Des choix de carrière qui peuvent déplaire
Avoir à choisir dans quel domaine étudier n’est pas chose facile. Surtout à 16 ans. Deux jeunes trentenaires racontent leur expérience.
Nathalie Rosa, 32 ans,
cuisinière dans un resto
Avez-vous déjà fait un choix d’études qui a déplu à vos parents?
Oui. Ils n’ont pas aimé que je m’inscrive en musique au cégep. Au secondaire, je jouais du trombone et la musique était ma passion. On nous disait : «Faites ce que vous aimez, suivez votre passion.» Je suis donc allée en chant, car c’était quelque chose que je faisais depuis que j’étais jeune.
Comment vos parents ont-ils réagi lorsque vous leur avez annoncé votre décision?
Sur le coup, ils n’ont pas pris ça au sérieux. Ils pensaient que j’allais changer d’idée. Quand ils ont vu que je persistais, ça a déplu à ma mère. Elle aurait préféré un champ d’études plus «sérieux». Elle voyait la musique comme une passion et non comme un métier. Mais ça a moins dérangé mon père. Peu importe, j’y suis allée quand même.
Regrettez-vous ce choix?
Non. Je le referais n’importe quand. Le seul regret que je pourrais avoir, c’est de ne pas avoir continué mes études en enseignement à l’université.
Pensiez-vous travailler en musique après vos études?
J’étais peut-être un peu naïve à l’époque : je pensais que si on étudiait dans un domaine, on allait nécessairement obtenir un emploi qui y serait relié. J’ai découvert beaucoup de choses sur moi pendant mes études; j’ai appris à connaître mes points forts et mes points faibles. La scène était mon point faible.
Est-ce que vos études en musique vous ont servi?
Oui. Elles m’ont apporté plus d’ouverture sur le monde. J’ai rencontré des gens différents. J’ai aussi acquis beaucoup de connaissances artistiques. J’ai d’ailleurs recommencé à chanter il y a quelque temps.
Conseilleriez-vous ce domaine d’études?
Oui, absolument! Il faut s’accrocher et croire en ce qu’on est. Une personne qui veut vraiment percer en musique peut le faire. J’ai des amis qui ont très bien réussi.
Chloé, 31 ans,
superviseure en ressources humaines
Avez-vous déjà choisi un champ d’études qui a déplu à vos parents?
J’ai étudié la psychologie en France.
Pourquoi?
C’était ma passion. J’avais 18 ans, j’étais une adulte et c’était ce que je voulais faire. J’avais fait des recherches et j’avais lu sur le sujet. La psychologie, c’était une vocation pour moi.
Comment vos parents ont-ils réagi lorsque vous leur avez annoncé votre décision?
Ma mère était enseignante et connaissait les milieux qui offraient des emplois intéressants. Selon elle, la psycho était considérée comme une sous-discipline (une «fac poubelle»), et n’importe qui pouvait faire ces études-là. Il faut savoir qu’en France, beaucoup de gens vont en psychologie ou en sociologie. Le marché du travail dans ces domaines est donc hypersaturé. Ma mère a essayé de m’éclairer sur des carrières possibles, mais j’étais sûre de moi à l’époque, et c’était ce que je voulais faire.
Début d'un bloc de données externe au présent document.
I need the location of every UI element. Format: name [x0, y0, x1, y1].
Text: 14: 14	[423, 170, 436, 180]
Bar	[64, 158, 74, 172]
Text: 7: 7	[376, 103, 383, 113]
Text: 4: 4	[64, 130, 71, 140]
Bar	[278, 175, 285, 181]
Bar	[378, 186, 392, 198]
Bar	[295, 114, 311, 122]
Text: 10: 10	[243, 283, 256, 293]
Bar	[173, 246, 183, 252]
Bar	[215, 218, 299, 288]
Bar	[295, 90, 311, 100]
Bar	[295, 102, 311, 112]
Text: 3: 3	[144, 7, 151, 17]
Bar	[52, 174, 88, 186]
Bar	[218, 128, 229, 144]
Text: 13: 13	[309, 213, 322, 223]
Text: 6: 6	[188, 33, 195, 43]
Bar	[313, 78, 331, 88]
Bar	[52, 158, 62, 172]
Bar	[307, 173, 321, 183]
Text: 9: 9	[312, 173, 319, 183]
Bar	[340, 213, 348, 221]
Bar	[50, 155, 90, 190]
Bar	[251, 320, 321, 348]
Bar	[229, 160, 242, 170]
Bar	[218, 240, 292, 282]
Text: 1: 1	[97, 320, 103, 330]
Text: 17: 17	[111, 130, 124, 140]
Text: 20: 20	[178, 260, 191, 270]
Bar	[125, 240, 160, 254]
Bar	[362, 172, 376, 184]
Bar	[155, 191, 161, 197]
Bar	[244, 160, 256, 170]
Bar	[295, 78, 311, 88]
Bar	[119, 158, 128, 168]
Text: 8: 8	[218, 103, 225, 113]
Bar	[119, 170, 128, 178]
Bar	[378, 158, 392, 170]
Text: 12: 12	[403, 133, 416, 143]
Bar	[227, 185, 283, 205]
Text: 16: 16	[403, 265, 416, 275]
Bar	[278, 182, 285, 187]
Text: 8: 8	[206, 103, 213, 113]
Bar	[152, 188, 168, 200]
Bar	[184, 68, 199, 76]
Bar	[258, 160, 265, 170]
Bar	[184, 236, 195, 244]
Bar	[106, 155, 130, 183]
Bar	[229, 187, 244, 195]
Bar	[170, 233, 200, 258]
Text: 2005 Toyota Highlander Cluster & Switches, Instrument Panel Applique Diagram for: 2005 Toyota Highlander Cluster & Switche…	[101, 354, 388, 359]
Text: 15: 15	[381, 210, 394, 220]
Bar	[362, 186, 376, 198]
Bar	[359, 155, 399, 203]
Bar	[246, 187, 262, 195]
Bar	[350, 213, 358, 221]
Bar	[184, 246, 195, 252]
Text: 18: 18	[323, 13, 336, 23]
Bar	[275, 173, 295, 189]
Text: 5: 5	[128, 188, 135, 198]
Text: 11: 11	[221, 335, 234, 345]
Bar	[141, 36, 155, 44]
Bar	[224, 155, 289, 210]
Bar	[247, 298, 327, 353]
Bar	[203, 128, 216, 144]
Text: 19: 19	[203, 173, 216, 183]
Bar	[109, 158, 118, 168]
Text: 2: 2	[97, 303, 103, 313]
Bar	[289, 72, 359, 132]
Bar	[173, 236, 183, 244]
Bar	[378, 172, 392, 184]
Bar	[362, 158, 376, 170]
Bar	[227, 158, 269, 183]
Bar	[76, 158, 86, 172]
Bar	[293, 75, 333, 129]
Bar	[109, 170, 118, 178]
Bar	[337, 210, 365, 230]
En quoi le manque de soutien de votre mère vous a-t-il affectée?
Ça ne m’a pas aidée dans mes choix de carrière par la suite. Je me suis souvent sentie perdue, comme si mes décisions n’avaient pas de crédibilité. C’est lié au fait qu’elle n’avait pas confiance en mes choix. Si elle m’avait encouragée, j’aurais probablement terminé mes études de psychologie. J’ai quitté à la maîtrise.
Regrettez-vous votre choix?
Non. J’ai un parcours atypique. J’ai voyagé, j’ai fait beaucoup de «jobines». Je suis toujours passionnée par le domaine. Quand j’aurai des enfants, je terminerai peut-être mes études au Québec. Mon seul regret, c’est de ne pas avoir fait des choix plus stratégiques. J’aurais pu obtenir des diplômes en parallèle ou essayer de travailler dans le privé pour m’aider à trouver un job au final.
Est-ce que vos études en psychologie vous servent aujourd’hui?
Oui, dans la vie de tous les jours. Je travaille en ressources humaines, dans le service à la clientèle, et la psychologie est essentielle. Le service à la clientèle, c’est de la psychologie. J’ai atteint mes objectifs et je fais ce que je voulais, au bout du compte.
Conseilleriez-vous ce domaine d’études?
En France, non! Au Québec, c’est bien vu.